The Keeseekoose First Nation () is a Saulteaux band government located in Kamsack, Saskatchewan. The band is named for Chief Kiishikouse (kîšîkôns, Giizhigoons, "little sky"), who signed an adhesion to Treaty 4 at Swan Lake, Manitoba, in 1875. Flooding on the band's Manitoba reserve forced a relocation to the band's current location, adjacent to the Cote First Nation reserve. Those who stayed in Manitoba are today known as the Pine Creek First Nation.

Reserves 

It has 24 Reserves and shares the Treaty Four Reserve Grounds 77 with many other Treaty Four First Nations. Total on-Reserve population is 679 and off-Reserve population is 1,564, making the total population 2,243. When including the Coté First Nations with whom they share the same Reserve, the total population is 5,726. The area covered by the Keeseekoose Reserves is 8,475 hectares or 20,942 acres. When including the Cote, the area increases to near 41,000 acres or 16,567 hectares.

History 

Originally the Keeseekoose Saulteaux people lived on the plains of Manitoba and probably the forest to the north. Their food supply was largely buffalo, from which pemmican was prepared. They also hunted the forest for deer, moose and other wild game.

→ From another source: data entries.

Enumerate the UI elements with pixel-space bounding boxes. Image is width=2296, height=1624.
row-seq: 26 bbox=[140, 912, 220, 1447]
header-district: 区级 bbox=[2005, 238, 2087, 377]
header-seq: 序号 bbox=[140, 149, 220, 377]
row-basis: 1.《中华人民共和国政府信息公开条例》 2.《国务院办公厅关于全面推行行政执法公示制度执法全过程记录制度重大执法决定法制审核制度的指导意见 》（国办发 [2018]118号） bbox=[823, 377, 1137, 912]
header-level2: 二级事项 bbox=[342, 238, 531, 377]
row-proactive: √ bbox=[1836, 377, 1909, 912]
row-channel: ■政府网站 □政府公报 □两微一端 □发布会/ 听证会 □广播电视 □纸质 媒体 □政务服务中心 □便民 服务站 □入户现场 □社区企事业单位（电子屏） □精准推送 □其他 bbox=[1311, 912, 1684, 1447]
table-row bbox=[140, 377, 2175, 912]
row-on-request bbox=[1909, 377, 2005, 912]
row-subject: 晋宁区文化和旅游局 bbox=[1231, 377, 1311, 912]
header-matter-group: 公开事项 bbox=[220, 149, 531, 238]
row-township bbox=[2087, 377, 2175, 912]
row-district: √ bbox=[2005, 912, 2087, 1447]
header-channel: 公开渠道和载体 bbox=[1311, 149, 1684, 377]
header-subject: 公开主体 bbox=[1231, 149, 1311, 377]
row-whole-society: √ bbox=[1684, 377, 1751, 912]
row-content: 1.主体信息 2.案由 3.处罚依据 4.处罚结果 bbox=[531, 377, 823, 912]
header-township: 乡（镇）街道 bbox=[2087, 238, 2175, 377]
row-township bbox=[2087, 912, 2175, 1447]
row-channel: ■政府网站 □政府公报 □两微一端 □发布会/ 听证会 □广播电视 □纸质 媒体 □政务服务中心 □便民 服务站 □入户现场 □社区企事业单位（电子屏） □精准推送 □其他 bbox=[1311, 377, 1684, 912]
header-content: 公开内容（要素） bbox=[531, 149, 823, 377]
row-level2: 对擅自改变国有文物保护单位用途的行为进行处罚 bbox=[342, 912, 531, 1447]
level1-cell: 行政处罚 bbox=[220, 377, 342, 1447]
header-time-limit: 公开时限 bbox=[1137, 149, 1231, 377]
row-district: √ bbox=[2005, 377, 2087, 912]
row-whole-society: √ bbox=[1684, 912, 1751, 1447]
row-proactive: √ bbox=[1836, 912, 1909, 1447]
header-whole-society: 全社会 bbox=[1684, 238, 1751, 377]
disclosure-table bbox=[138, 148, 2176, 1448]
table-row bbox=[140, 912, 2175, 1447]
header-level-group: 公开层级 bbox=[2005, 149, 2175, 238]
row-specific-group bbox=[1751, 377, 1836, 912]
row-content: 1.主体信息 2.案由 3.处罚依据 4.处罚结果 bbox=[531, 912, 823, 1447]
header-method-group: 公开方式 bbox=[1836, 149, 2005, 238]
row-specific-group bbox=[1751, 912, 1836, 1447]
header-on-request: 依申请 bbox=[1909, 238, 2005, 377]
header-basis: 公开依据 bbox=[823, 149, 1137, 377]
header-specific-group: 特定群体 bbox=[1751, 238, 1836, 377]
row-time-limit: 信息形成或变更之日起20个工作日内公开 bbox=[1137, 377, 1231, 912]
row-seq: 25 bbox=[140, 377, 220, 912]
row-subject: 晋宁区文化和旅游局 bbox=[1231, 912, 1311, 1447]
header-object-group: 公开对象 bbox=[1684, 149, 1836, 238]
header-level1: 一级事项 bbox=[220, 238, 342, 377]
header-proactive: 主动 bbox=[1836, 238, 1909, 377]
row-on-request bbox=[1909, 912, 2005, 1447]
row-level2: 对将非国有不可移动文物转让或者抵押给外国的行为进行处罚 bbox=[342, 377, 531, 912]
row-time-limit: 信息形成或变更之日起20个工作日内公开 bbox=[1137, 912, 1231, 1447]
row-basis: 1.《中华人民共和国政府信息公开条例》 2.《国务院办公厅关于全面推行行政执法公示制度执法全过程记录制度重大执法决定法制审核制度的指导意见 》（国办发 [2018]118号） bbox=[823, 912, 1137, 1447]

Their country was teeming with incredible numbers of waterways which they utilized for more food. They probably harvested the wild rice that grew on the waterways of Manitoba. In fact, wild rice was probably one of their major food sources. Chief Keeseekoose saw that his subjects were going hungry in the early 1870s and put their welfare first and signed treaty four on September 15, 1874. While half of the people wanted to fish and hunt , the others wanted to farm and ranch. This prompted a decision from Chief Kisickonse after the Swan River First Nation of Manitoba was established. Under the leadership of Chief Kisickonse and after treaty four was signed the Keeseekoose, many of the tribe relocated to the present location where the land was more suitable for farming and ranching.